Nas semanas em que esperneou para não ser preso por suposto crime de corrupção, Lula tem também se comparado com JK. Alguns dos brasileiros que conheceram os dois governantes não concordam com a medida. “Comparar a trajetória político-administrativa do honrado ex-presidente JK com Lula é humilhar e afrontar a nação”, diz o jornalista Armando Acioli.

ÉTICA

Ainda na lista dos honestos, no âmbito nacional, é possível selecionar Jefferson Peres (1932-2008), professor de Direito  e Administração. É considerado um dos homens mais éticos na história do PDT, tendo se firmado como senador na década passada.

Foi candidato a vice-presidente em chapa ao lado de Cristovam Buarque, tornando-se conhecido nacionalmente em 2006. Morreu sem enfrentar uma única acusação ou processo. Na mesma linha de Jefferson Peres, o peemedebista Pedro Simon (1930), que abandonou o Senado em 2014, deixou um discurso emocionado sobre sua vida. Ilibado, sempre apresentou um discurso que concebia humildade e combatividade. “Fiz menos do que eu poderia e muito menos ainda do que eu desejei fazer”.

Ao comentar a ética das gestões do PT, Pedro Simon sempre foi severo, apesar de respeitar a história de Lula. “O PT foi pior que o governo militar em termos de ética”. Advogado e professor universitário, tornou-se na voz mais consultada no Senado durante seus três mandatos.

O patrimônio do senador jamais foi questionado na Justiça.  Sua imagem é a do morador da Avenida  Protássio Alves, em Porto Alegre. Morava em cima de uma loja da família.

Também no Senado, o jornalista e economista José Reguffe se destaca pelo currículo absolutamente limpo.  Eleito em 2014 ao Senado, ele já apresentava uma carreira em ascensão: em 2010, após mandato como deputado distrital, foi eleito o deputado federal proporcionalmente mais votado do Brasil.

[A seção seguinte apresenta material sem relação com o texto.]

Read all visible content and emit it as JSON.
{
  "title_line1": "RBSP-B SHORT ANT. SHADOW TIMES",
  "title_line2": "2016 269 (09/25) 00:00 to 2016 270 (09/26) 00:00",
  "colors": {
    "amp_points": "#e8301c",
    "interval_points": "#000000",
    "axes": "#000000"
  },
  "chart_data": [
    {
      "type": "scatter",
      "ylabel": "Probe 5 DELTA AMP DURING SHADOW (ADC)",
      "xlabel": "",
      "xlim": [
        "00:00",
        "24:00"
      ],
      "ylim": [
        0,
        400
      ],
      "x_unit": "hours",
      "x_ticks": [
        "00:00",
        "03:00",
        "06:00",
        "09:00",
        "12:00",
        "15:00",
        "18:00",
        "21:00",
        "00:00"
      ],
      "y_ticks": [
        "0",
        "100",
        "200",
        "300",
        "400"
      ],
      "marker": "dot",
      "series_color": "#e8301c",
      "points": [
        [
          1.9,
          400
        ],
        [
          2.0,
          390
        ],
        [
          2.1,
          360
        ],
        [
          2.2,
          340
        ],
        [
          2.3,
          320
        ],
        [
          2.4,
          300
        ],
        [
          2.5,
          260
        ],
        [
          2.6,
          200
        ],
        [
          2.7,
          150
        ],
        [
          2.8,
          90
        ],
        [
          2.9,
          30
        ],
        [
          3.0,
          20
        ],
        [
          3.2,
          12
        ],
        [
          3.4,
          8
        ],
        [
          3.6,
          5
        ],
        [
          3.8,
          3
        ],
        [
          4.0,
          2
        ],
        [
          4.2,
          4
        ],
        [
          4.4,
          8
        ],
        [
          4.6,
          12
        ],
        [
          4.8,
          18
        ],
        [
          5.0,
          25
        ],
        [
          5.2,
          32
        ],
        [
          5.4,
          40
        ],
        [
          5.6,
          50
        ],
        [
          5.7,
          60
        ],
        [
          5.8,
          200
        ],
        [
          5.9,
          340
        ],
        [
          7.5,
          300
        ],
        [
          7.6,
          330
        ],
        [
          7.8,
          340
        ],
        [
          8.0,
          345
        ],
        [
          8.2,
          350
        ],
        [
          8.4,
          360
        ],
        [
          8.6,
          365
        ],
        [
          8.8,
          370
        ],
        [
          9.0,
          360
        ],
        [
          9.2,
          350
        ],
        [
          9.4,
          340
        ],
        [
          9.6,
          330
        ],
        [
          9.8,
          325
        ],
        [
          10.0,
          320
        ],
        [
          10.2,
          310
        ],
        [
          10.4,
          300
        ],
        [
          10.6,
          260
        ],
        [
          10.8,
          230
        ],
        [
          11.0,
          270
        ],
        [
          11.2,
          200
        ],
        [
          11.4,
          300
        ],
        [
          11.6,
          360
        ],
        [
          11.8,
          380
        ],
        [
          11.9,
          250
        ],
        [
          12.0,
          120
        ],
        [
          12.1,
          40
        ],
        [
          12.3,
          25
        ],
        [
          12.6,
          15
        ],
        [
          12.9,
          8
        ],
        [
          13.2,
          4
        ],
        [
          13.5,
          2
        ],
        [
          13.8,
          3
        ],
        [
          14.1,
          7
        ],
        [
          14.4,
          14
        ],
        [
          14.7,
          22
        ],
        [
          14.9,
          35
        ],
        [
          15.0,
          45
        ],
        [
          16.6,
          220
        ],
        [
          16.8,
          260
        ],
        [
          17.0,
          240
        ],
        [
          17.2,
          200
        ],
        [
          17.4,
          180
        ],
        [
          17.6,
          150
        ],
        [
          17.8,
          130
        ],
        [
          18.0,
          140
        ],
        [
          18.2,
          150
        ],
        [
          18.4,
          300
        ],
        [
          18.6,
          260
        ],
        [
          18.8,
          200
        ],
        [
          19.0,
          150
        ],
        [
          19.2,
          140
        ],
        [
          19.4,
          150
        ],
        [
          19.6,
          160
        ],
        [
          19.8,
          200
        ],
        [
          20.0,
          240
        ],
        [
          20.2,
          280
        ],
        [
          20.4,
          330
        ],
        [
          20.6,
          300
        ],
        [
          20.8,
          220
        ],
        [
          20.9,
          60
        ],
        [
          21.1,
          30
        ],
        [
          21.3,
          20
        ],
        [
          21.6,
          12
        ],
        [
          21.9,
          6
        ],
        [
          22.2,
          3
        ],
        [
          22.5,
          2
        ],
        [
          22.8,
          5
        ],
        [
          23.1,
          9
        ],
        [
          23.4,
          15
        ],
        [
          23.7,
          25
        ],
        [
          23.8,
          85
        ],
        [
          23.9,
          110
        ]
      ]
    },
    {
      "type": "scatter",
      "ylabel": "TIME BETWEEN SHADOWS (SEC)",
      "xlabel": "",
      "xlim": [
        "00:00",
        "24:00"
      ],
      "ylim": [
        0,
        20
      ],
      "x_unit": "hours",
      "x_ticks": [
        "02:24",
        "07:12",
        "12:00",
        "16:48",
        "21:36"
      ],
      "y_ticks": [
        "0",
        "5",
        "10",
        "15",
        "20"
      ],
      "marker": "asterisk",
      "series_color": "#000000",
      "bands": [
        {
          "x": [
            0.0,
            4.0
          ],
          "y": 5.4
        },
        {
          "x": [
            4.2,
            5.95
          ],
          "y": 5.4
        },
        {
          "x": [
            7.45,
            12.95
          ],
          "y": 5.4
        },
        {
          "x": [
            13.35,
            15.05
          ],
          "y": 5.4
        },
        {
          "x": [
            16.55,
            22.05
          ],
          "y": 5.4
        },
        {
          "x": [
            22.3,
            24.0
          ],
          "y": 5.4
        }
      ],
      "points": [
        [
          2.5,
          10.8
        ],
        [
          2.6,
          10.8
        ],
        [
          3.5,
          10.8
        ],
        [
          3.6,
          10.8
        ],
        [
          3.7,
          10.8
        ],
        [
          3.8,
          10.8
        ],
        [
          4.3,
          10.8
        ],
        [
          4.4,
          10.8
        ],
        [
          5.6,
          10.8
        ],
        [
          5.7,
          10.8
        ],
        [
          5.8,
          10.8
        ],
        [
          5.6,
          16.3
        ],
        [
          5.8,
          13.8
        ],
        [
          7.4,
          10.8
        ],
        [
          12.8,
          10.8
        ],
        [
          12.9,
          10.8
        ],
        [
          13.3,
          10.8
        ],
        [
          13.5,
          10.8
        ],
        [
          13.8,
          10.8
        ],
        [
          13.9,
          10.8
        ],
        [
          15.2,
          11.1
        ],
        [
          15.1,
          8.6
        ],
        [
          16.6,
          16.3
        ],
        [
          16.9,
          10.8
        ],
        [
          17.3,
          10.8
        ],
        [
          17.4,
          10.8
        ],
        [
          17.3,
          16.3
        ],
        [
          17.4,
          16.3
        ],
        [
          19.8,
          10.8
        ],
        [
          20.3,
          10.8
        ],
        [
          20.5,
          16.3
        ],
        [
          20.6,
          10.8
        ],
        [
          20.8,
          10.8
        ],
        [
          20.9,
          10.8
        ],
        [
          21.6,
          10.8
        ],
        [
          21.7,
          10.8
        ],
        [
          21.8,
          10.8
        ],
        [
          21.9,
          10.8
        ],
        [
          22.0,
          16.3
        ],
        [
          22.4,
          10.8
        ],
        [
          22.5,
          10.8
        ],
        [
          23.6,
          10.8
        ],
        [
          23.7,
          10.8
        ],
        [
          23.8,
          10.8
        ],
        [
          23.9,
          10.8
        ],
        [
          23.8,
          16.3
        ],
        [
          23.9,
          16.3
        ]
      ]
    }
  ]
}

Tem em seu currículo um conjunto de ações moralizantes, como o fim do auxílio moradia para distritais.

Sua ação política o colocou em foco após realizar campanhas pelas ruas, em que ele sozinho distribuía seus santinhos. O site políticos.org o coloca no topo, com 474 pontos, como o parlamentar de melhor qualidade no País. O político abandonou o PDT quando a legenda decidiu apoiar  Dilma Rousseff no episódio do impeachment.

Ex-candidato a presidente, Cristovam Buarque é outro político com reputação ilibada. O educador tornou-se nome de destaque nacional após ser escalado por Lula para compor seu ministério e cuidar da Educação, em 2003. Mas pouco depois o senador foi demitido  pelo presidente.

Desde então o engenheiro e professor universitário segue caminho próprio, sem deixar de pontuar suas opiniões sobre a condução do governo. É crítico das gestões de Lula, Dilma e de Temer, apesar de tê-lo beneficiado ao votar contra a volta de Dilma ao governo.